Lagerkvist established his preference of love to eternity in “The Eternal Smile” and in his essay “Stridsland, Evighetsland” (1934; “Land of Conflict, Land of Eternity,” 1988). In the essay he says this explicitly. Like his Barabbas, he does not believe in the divinity of Jesus; like his Barabbas, he looks at the kingdom of the dead and finds that “there is nothing there” for him: “My inner being rises up in pain, because I am alive; my spirit tries to break its shackles, my thought to find an answer to something about which it can only ask questions, something which it is given the power to agonize and brood over.”
The brooding Lagerkvist has his Barabbas brood over the kingdom of death, first as Lazarus describes it and then as it appears to him in the copper mines of Cyprus and in the catacombs of Rome. On the point of entering death’s realm—Barabbas is crucified, along with Peter and other Christians—he makes his death his own, existentially, by making the only choice left to him. He identifies himself with his death. He exemplifies as well the authentic refusal to blame anyone but oneself for what befalls one, including one’s death.

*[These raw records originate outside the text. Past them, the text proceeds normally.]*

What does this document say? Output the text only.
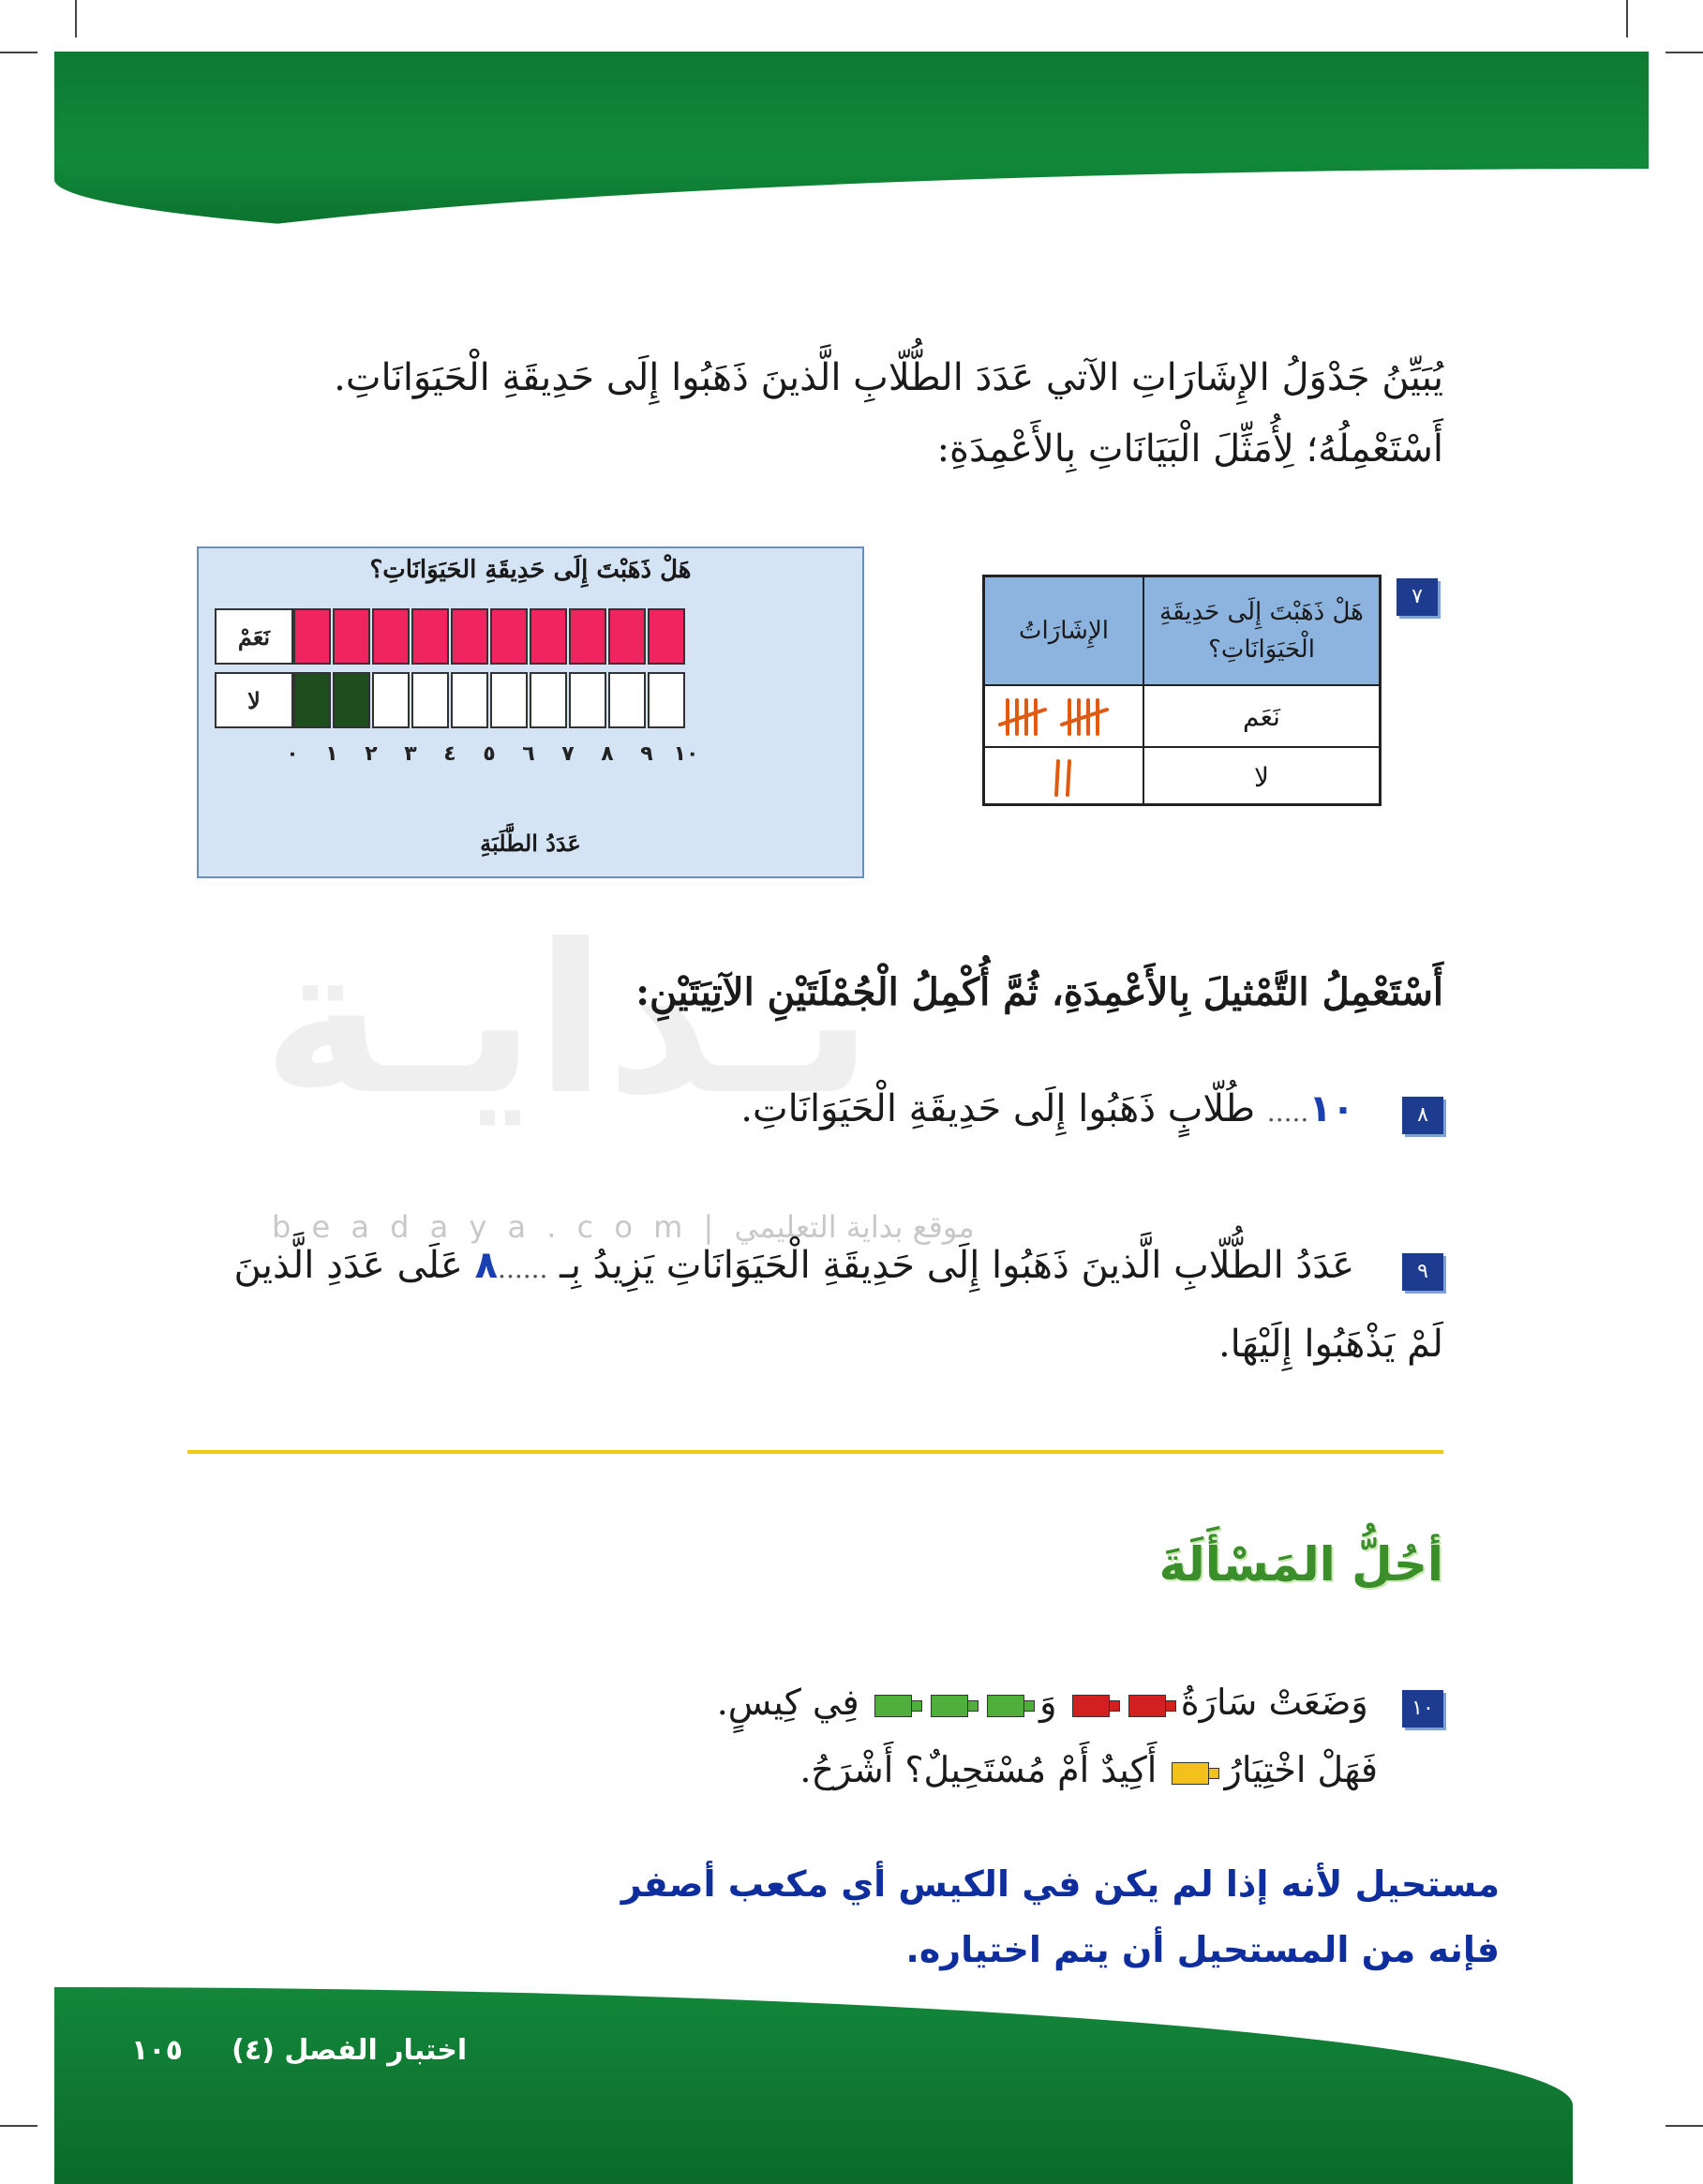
بـدايـة
b e a d a y a . c o m | موقع بداية التعليمي
يُبَيِّنُ جَدْوَلُ الإِشَارَاتِ الآتي عَدَدَ الطُّلّابِ الَّذينَ ذَهَبُوا إِلَى حَدِيقَةِ الْحَيَوَانَاتِ. أَسْتَعْمِلُهُ؛ لِأُمَثِّلَ الْبَيَانَاتِ بِالأَعْمِدَةِ:
٧
الإِشَارَاتُ
هَلْ ذَهَبْتَ إِلَى حَدِيقَةِ الْحَيَوَانَاتِ؟
نَعَم
لا
هَلْ ذَهَبْتَ إِلَى حَدِيقَةِ الحَيَوَانَاتِ؟
نَعَمْ
لا
٠ ١ ٢ ٣ ٤ ٥ ٦ ٧ ٨ ٩ ١٠
عَدَدُ الطَّلَبَةِ
أَسْتَعْمِلُ التَّمْثيلَ بِالأَعْمِدَةِ، ثُمَّ أُكْمِلُ الْجُمْلَتَيْنِ الآتِيَتَيْنِ:
٨    ١٠..... طُلّابٍ ذَهَبُوا إِلَى حَدِيقَةِ الْحَيَوَانَاتِ.
٩    عَدَدُ الطُّلّابِ الَّذينَ ذَهَبُوا إِلَى حَدِيقَةِ الْحَيَوَانَاتِ يَزِيدُ بِـ ......٨ عَلَى عَدَدِ الَّذينَ لَمْ يَذْهَبُوا إِلَيْهَا.
أحُلُّ المَسْأَلَةَ
١٠   وَضَعَتْ سَارَةُ   وَ    فِي كِيسٍ.
فَهَلْ اخْتِيَارُ  أَكِيدٌ أَمْ مُسْتَحِيلٌ؟ أَشْرَحُ.
مستحيل لأنه إذا لم يكن في الكيس أي مكعب أصفر فإنه من المستحيل أن يتم اختياره.
اختبار الفصل (٤)     ١٠٥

Lagerkvist’s Barabbas is a recipient of love. That he himself has the capacity to love is shown in his respectful care for the corpse of the harelipped woman and in his vigil at the death of his crucified friend, Sahak. That he does not realize this capacity is clear in his failure to close the distance between himself and those who love him, until it is too late, and in his inability to understand the commandment, “Love one another.” It remains for Lagerkvist’s pilgrim, Tobias, to realize that love is the foundation of being human.

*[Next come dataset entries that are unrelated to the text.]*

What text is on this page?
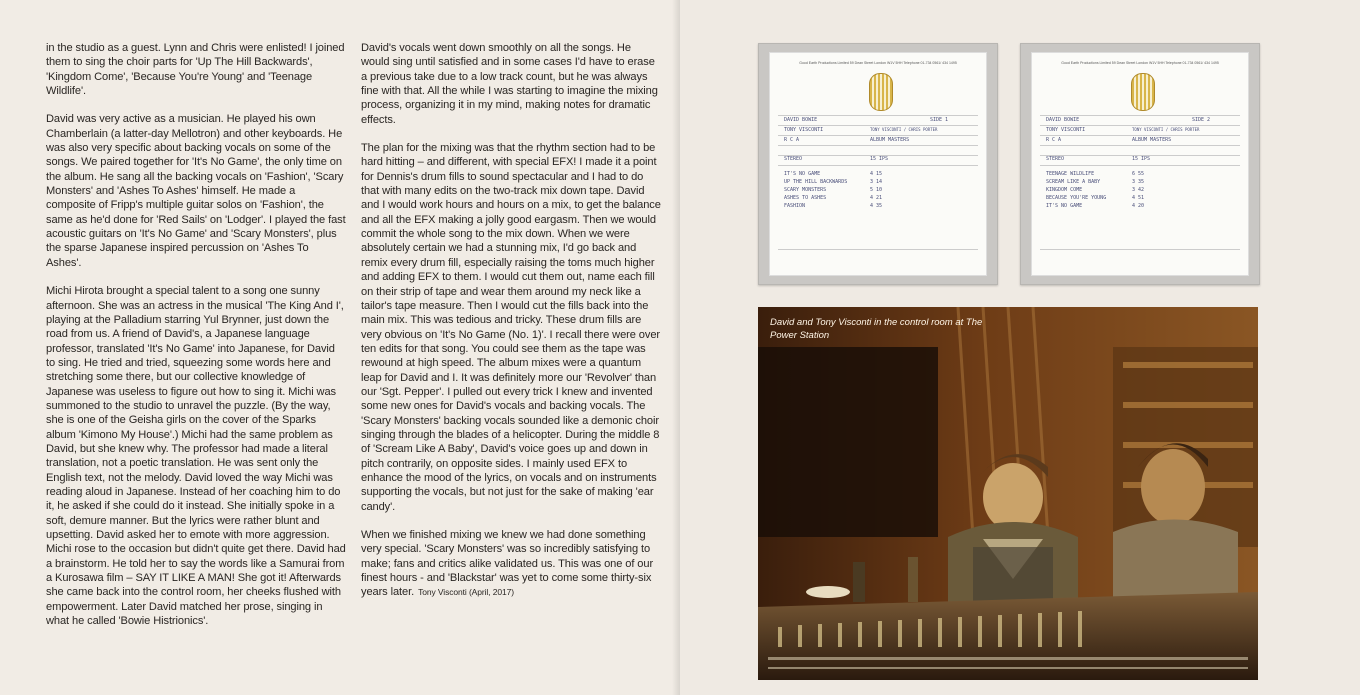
in the studio as a guest. Lynn and Chris were enlisted! I joined them to sing the choir parts for 'Up The Hill Backwards', 'Kingdom Come', 'Because You're Young' and 'Teenage Wildlife'.

David was very active as a musician. He played his own Chamberlain (a latter-day Mellotron) and other keyboards. He was also very specific about backing vocals on some of the songs. We paired together for 'It's No Game', the only time on the album. He sang all the backing vocals on 'Fashion', 'Scary Monsters' and 'Ashes To Ashes' himself. He made a composite of Fripp's multiple guitar solos on 'Fashion', the same as he'd done for 'Red Sails' on 'Lodger'. I played the fast acoustic guitars on 'It's No Game' and 'Scary Monsters', plus the sparse Japanese inspired percussion on 'Ashes To Ashes'.

Michi Hirota brought a special talent to a song one sunny afternoon. She was an actress in the musical 'The King And I', playing at the Palladium starring Yul Brynner, just down the road from us. A friend of David's, a Japanese language professor, translated 'It's No Game' into Japanese, for David to sing. He tried and tried, squeezing some words here and stretching some there, but our collective knowledge of Japanese was useless to figure out how to sing it. Michi was summoned to the studio to unravel the puzzle. (By the way, she is one of the Geisha girls on the cover of the Sparks album 'Kimono My House'.) Michi had the same problem as David, but she knew why. The professor had made a literal translation, not a poetic translation. He was sent only the English text, not the melody. David loved the way Michi was reading aloud in Japanese. Instead of her coaching him to do it, he asked if she could do it instead. She initially spoke in a soft, demure manner. But the lyrics were rather blunt and upsetting. David asked her to emote with more aggression. Michi rose to the occasion but didn't quite get there. David had a brainstorm. He told her to say the words like a Samurai from a Kurosawa film – SAY IT LIKE A MAN! She got it! Afterwards she came back into the control room, her cheeks flushed with empowerment. Later David matched her prose, singing in what he called 'Bowie Histrionics'.

David's vocals went down smoothly on all the songs. He would sing until satisfied and in some cases I'd have to erase a previous take due to a low track count, but he was always fine with that. All the while I was starting to imagine the mixing process, organizing it in my mind, making notes for dramatic effects.

The plan for the mixing was that the rhythm section had to be hard hitting – and different, with special EFX! I made it a point for Dennis's drum fills to sound spectacular and I had to do that with many edits on the two-track mix down tape. David and I would work hours and hours on a mix, to get the balance and all the EFX making a jolly good eargasm. Then we would commit the whole song to the mix down. When we were absolutely certain we had a stunning mix, I'd go back and remix every drum fill, especially raising the toms much higher and adding EFX to them. I would cut them out, name each fill on their strip of tape and wear them around my neck like a tailor's tape measure. Then I would cut the fills back into the main mix. This was tedious and tricky. These drum fills are very obvious on 'It's No Game (No. 1)'. I recall there were over ten edits for that song. You could see them as the tape was rewound at high speed. The album mixes were a quantum leap for David and I. It was definitely more our 'Revolver' than our 'Sgt. Pepper'. I pulled out every trick I knew and invented some new ones for David's vocals and backing vocals. The 'Scary Monsters' backing vocals sounded like a demonic choir singing through the blades of a helicopter. During the middle 8 of 'Scream Like A Baby', David's voice goes up and down in pitch contrarily, on opposite sides. I mainly used EFX to enhance the mood of the lyrics, on vocals and on instruments supporting the vocals, but not just for the sake of making 'ear candy'.

When we finished mixing we knew we had done something very special. 'Scary Monsters' was so incredibly satisfying to make; fans and critics alike validated us. This was one of our finest hours - and 'Blackstar' was yet to come some thirty-six years later. Tony Visconti (April, 2017)

Good Earth Productions Limited 59 Dean Street London W1V 5HH Telephone 01-734 0561/ 434 1495
DAVID BOWIE	SIDE 1
TONY VISCONTI	TONY VISCONTI / CHRIS PORTER
R C A	ALBUM MASTERS
STEREO	15 IPS
IT'S NO GAME	4 15
UP THE HILL BACKWARDS	3 14
SCARY MONSTERS	5 10
ASHES TO ASHES	4 21
FASHION	4 35
Good Earth Productions Limited 59 Dean Street London W1V 5HH Telephone 01-734 0561/ 434 1495
DAVID BOWIE	SIDE 2
TONY VISCONTI	TONY VISCONTI / CHRIS PORTER
R C A	ALBUM MASTERS
STEREO	15 IPS
TEENAGE WILDLIFE	6 55
SCREAM LIKE A BABY	3 35
KINGDOM COME	3 42
BECAUSE YOU'RE YOUNG	4 51
IT'S NO GAME	4 20
David and Tony Visconti in the control room at The Power Station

Lagerkvist followed Barabbas with his novel Sibyllan (1956; The Sibyl, 1958), in which the wandering Jew leaves the Crucifixion scene and seeks the meaning of life and death. The wandering Jew finds his great peace in Lagerkvist’s novel Ahasverus död (1960; The Death of Ahasuerus, 1962), the first novel in the Pilgrim Trilogy, also known as the Tobias Trilogy. The other novels in the trilogy are Pilgrim p havet (1962; Pilgrim at Sea, 1964) and Det heliga landet (1964; The Holy Land, 1966).